Para El Charro, esta conexión es más que un sentimiento, es un ritual. A través de la promoción del Día de Muertos, busca enseñar que esta tradición no es solo maquillaje y festivales, sino un acto profundo de amor y memoria. “Quiero que el mundo entero ponga ofrendas. Este ritual alimenta el espíritu y nos recuerda de dónde venimos, quiénes somos”, dice con pasión.
Foto:@taurusgirl
Retos y Reflexiones en el Camino
Detrás de la magia de su personaje hay un esfuerzo físico y emocional constante. El maquillaje, el traje de gala de la charrería y los largos días de grabaciones y eventos requieren dedicación. Solo el proceso de maquillaje le toma dos horas, seguido por otras tantas para retirarlo.
“Es pesado, pero cada segundo vale la pena cuando veo las caras de mis paisanos, cuando sé que estoy llevando un pedazo de México a donde más se necesita”, comparte.
Además, sus viajes y presentaciones lo han llevado a reflexionar sobre temas más amplios, como la migración y la resiliencia de los mexicanos en el extranjero.
“La mariposa monarca, que es un símbolo del Día de Muertos, es también un símbolo de la migración. Imagínate si le pusiéramos fronteras. Es un recordatorio de que todos compartimos una humanidad común”, reflexiona.

El Futuro del Charro González
Con una visión clara y grandes sueños, El Charro González planea expandir su impacto. Entre sus proyectos está la creación de un espectáculo cultural, caricaturas y libros para niños, y la consolidación de su plataforma como una referencia en la promoción de la mexicanidad. “Quiero ocupar un lugar importante en la representación de nuestra cultura. Cada vez que leo un comentario que dice: ‘Qué orgullo que nos representes’, siento que estoy cumpliendo mi propósito”, afirma.
Para El Charro, la mexicanidad es más que una identidad; es una herramienta para comunicar un mensaje universal: celebrar la vida, honrar el pasado y encontrar fortaleza en nuestras raíces. “No importa dónde estemos, México vive en nosotros.

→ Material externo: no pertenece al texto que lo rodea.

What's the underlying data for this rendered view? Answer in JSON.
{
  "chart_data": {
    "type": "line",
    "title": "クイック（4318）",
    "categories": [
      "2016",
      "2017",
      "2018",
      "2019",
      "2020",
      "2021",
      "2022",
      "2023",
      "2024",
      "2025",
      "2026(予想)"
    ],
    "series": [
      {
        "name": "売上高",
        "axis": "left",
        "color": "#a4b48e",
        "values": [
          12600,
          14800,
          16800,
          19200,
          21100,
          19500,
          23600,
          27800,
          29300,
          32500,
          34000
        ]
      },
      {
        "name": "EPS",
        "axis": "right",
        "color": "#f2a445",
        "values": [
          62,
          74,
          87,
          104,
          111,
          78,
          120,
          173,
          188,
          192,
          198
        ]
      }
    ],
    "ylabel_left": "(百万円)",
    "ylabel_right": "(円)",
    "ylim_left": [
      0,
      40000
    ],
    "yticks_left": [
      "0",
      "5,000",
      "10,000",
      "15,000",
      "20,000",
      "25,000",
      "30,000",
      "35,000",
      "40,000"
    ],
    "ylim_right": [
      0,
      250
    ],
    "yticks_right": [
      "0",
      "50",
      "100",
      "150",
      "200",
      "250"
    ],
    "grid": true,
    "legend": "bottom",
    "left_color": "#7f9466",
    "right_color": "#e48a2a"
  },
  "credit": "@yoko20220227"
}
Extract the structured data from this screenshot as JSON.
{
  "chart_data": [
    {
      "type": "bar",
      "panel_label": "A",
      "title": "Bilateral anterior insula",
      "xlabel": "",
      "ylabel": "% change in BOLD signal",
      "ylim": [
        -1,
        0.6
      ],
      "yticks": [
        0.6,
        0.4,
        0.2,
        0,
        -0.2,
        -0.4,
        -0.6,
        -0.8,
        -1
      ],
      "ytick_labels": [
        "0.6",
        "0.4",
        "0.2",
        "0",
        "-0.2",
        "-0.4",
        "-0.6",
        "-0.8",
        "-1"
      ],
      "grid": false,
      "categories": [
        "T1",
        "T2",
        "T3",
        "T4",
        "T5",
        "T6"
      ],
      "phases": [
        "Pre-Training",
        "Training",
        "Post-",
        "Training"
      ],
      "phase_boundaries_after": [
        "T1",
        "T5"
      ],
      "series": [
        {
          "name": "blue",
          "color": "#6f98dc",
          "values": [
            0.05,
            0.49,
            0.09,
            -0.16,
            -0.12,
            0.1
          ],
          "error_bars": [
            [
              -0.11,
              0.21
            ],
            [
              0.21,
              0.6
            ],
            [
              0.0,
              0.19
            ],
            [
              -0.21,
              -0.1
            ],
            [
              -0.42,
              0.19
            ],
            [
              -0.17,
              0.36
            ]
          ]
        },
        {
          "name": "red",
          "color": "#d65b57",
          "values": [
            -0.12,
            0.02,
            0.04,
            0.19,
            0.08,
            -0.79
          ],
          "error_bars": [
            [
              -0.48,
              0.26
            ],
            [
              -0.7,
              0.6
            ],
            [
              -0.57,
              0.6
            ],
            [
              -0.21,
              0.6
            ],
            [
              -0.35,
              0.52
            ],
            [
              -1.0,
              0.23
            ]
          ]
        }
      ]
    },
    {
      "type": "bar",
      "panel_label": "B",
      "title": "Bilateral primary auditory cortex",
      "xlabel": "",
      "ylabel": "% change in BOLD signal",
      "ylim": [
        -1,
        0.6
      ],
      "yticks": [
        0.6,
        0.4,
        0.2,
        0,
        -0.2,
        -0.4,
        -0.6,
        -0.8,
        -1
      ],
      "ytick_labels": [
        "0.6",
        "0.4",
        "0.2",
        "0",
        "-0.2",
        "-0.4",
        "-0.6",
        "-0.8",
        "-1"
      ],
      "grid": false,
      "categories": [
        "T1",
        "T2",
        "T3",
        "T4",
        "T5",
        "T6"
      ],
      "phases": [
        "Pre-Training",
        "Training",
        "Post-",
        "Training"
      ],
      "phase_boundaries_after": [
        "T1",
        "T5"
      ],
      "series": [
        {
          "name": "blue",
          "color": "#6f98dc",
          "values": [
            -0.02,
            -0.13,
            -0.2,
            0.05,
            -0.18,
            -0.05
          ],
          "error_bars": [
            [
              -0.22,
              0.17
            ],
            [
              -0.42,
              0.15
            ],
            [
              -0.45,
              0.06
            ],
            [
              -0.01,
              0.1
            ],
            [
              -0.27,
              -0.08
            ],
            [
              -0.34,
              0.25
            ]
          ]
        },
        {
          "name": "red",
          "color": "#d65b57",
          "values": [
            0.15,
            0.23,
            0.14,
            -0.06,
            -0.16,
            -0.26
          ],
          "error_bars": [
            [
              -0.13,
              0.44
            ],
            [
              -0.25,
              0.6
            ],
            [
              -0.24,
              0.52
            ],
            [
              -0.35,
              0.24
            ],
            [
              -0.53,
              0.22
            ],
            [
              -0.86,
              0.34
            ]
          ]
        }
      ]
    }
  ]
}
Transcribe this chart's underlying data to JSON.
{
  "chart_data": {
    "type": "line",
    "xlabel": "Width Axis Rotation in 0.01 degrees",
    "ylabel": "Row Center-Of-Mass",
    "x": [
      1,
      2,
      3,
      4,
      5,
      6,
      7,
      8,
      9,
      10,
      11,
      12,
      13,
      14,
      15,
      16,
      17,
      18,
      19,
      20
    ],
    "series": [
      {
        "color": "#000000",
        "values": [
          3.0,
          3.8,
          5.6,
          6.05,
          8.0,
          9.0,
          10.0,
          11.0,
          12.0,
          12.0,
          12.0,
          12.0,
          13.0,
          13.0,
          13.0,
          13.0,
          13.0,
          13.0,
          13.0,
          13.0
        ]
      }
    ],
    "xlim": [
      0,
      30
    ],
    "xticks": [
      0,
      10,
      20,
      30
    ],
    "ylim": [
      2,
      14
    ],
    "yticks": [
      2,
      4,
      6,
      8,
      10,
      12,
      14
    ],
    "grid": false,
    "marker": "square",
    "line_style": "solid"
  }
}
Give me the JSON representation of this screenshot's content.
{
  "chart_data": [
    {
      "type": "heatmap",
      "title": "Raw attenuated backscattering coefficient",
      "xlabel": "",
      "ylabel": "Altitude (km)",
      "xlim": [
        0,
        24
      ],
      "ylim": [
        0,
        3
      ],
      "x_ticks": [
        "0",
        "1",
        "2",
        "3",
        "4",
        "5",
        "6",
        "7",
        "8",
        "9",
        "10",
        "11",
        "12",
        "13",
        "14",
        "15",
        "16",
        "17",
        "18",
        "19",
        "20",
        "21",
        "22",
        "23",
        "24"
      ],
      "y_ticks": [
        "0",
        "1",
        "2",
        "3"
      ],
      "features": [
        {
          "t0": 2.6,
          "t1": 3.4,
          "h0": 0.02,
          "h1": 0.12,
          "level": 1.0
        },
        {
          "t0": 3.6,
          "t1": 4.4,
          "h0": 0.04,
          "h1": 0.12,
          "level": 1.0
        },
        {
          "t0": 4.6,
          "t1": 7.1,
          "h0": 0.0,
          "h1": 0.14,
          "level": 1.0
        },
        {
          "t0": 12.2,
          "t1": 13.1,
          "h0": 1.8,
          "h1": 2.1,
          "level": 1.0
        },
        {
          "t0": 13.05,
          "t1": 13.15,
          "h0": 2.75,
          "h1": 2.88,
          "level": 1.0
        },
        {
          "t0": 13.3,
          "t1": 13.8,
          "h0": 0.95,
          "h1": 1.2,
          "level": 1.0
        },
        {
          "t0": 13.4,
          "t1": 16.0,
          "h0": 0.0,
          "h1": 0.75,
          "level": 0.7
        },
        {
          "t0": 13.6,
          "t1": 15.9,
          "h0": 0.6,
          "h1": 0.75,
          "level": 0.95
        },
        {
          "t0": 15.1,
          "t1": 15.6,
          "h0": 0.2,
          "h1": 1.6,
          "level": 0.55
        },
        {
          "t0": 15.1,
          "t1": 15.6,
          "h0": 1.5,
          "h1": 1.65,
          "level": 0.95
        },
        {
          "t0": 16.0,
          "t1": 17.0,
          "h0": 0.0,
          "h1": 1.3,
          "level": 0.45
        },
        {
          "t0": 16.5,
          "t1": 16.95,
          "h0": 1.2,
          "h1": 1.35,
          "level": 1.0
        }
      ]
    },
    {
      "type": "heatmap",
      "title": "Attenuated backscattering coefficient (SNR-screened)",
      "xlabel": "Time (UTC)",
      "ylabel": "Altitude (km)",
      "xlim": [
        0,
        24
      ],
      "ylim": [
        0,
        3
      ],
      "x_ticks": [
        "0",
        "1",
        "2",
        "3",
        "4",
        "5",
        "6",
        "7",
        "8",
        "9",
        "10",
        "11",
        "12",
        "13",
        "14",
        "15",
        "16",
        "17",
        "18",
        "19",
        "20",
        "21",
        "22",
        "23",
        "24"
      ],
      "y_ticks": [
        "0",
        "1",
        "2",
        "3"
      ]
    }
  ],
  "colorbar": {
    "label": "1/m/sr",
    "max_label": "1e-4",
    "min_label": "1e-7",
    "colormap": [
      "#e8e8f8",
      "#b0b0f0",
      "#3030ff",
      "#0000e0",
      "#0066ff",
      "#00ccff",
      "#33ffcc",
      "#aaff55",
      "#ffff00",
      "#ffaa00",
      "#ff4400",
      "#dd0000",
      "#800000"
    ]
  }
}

Mi trabajo es recordarle eso al mundo, y voy a seguir haciéndolo mientras pueda”.
Un Legado Vivo
El impacto de este personaje trasciende fronteras y generaciones. Desde su Charro Cueva, donde atesora regalos y recuerdos de sus seguidores, hasta las banderas firmadas por personas de todo el mundo que conoció en el Mundial de Qatar, cada paso de su camino está lleno de significado.
El Charro no es solo un personaje; es un movimiento. Un movimiento que celebra lo que significa ser mexicano, no solo en el país, sino en el corazón de cada persona que lleva sus raíces consigo.



Con cada paso, con cada ofrenda y con cada historia, El Charro González sigue demostrando que la cultura mexicana no solo pertenece a México, sino al mundo entero.